A.________, ressortissant biélorusse né le 2********,
réside au Cameroun. Le 26 juin 2006, il a présenté une demande d’autorisation
de séjour pour suivre les cours de l’Ecole Roche à Lausanne, en vue de
l’obtention du certificat de maturité. Il a exprimé le vœu d’intégrer simultanément
le Centre sports-études de Lausanne (ci-après: le CSEL). Le club de football X.________
s’est engagé à prendre à sa charge les frais d’hébergement de A.________ au
CSEL.
Le 21 août 2006, le Service de la population
(ci-après: le SPOP) a rejeté la demande. Il a considéré, en bref, que la sortie
de Suisse à la fin des études projetées ne serait pas assurée.
B.
A.________ a recouru, en concluant à la réforme de la
décision du 21 août 2006, en ce sens que l’autorisation d’entrée en Suisse,
respectivement l’autorisation de séjour pour études, lui soit accordée. Le SPOP
propose le rejet du recours.
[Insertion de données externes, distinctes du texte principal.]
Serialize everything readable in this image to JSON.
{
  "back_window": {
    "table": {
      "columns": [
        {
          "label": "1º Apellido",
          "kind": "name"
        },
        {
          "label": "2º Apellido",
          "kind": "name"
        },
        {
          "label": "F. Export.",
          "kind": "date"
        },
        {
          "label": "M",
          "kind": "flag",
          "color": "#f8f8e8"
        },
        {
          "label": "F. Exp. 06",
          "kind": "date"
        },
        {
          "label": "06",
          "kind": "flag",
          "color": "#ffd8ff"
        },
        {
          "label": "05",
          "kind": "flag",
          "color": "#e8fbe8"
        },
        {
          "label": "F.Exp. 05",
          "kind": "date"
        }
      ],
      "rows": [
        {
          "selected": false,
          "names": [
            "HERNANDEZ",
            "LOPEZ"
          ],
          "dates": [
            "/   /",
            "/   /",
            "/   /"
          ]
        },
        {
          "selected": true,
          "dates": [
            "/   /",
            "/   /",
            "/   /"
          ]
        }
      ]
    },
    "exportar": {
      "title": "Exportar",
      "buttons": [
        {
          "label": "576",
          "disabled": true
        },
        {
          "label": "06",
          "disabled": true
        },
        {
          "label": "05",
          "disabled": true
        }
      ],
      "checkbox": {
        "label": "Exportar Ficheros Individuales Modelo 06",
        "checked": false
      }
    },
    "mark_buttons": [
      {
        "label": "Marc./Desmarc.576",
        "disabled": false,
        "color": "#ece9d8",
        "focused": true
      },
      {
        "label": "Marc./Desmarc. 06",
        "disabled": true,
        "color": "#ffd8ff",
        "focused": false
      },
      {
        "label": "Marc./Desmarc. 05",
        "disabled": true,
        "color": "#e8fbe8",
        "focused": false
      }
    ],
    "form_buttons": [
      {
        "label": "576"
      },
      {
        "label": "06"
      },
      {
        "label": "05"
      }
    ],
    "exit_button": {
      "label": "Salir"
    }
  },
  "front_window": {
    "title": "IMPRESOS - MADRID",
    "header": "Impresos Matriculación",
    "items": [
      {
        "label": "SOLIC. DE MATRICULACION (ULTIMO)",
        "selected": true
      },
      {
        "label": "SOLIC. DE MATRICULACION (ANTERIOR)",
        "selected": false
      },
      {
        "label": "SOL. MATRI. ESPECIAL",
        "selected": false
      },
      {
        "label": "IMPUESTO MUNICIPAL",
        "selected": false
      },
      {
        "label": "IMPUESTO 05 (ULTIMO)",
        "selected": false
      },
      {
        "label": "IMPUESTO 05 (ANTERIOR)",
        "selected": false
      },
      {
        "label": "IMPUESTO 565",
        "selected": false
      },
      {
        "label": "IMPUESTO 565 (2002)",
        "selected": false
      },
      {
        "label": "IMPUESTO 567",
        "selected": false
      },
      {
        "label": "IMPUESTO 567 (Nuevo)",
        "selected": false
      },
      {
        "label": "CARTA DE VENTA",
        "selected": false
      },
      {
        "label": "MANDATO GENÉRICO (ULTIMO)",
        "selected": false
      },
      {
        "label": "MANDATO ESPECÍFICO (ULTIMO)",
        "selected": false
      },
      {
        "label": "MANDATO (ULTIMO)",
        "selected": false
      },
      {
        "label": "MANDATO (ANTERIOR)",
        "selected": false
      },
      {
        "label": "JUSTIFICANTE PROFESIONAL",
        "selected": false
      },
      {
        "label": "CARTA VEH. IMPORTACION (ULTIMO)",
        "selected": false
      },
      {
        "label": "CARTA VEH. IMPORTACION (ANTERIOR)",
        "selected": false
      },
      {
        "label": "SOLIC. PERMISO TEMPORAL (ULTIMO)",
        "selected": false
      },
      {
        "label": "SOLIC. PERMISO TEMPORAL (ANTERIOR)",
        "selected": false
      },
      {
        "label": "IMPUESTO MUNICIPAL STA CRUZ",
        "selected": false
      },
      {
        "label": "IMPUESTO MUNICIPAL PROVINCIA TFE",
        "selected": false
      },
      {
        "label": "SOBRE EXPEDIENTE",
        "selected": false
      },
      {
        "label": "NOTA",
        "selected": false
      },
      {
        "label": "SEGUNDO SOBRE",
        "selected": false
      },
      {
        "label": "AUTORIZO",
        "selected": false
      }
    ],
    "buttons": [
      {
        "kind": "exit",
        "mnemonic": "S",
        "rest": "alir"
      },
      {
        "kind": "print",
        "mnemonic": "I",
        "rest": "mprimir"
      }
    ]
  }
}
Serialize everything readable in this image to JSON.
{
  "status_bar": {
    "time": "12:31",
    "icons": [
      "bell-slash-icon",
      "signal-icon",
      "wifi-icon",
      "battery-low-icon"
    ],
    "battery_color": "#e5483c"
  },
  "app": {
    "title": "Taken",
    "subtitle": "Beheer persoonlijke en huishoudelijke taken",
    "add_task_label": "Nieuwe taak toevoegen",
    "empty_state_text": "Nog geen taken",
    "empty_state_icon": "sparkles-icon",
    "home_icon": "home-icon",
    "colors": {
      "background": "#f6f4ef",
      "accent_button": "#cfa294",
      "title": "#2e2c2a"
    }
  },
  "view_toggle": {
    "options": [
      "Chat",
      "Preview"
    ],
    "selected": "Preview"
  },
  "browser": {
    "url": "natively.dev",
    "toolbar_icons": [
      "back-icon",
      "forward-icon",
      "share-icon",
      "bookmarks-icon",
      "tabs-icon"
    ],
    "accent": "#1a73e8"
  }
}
Le recourant a renoncé à répliquer.
C.
Le 25 septembre 2006, le juge instructeur a rejeté la
demande tendant à ce qu’au titre des mesures provisionnelles, le recourant soit
autorisé à entrer en Suisse et à commencer sa formation, jusqu’à droit jugé.
Considérants
1.
Faute pour la loi fédérale du 26 mars 1931 sur le séjour
et l'établissement des étrangers (LSEE; RS 142.20) d'étendre le pouvoir
d'examen de l'autorité de recours à l'opportunité, le Tribunal administratif
n'exerce qu'un contrôle en légalité, c'est-à-dire examine si la décision
entreprise est contraire à une disposition légale ou réglementaire expresse ou
relève d'un excès ou d'un abus du pouvoir d'appréciation (art. 36 let. a et c
LJPA; cf. parmi d'autres, arrêt PE 1998.0135 du 30 septembre 1998, RDAF 1999 I
242, consid. 4). Une autorité abuse de son pouvoir d'appréciation
lorsqu'exerçant les compétences dévolues par la loi, elle se laisse guider par
des considérations non pertinentes ou étrangères au but des dispositions
applicables, ou statue en violation des principes généraux du droit
administratif que sont l'interdiction de l'arbitraire, l'égalité de traitement,
la bonne foi et la proportionnalité (cf. ATF 116 V 307 consid. 2 p. 310, et les
arrêts cités).
2.
a) Tout étranger a le droit de résider sur le territoire
suisse s'il est au bénéfice d'une autorisation de séjour ou d'établissement
(art. 1a LSEE). L'autorité statue librement, dans le cadre des prescriptions
légales et des traités avec l'étranger, sur l'octroi de l'autorisation de
séjour (art. 4 LSEE). Elle tient compte des intérêts moraux et économiques du
pays, du degré de surpopulation étrangère et de la situation du marché du
travail (art. 16 al. 1 LSEE et 8 du règlement d'exécution de la LSEE du 1er
mars 1949 [RSEE; RS 142.201]). Les ressortissants étrangers ne bénéficient en
principe d'aucun droit à l'obtention d'une autorisation de séjour et de
travail, sauf s'ils peuvent le déduire d'une norme particulière du droit
fédéral ou d'un traité international (ATF 130 II 281 consid. 2.1 p. 284, 493
consid. 3.1 p. 497/498; 128 II 145 consid. 1.1.1 p. 248, et les arrêts cités).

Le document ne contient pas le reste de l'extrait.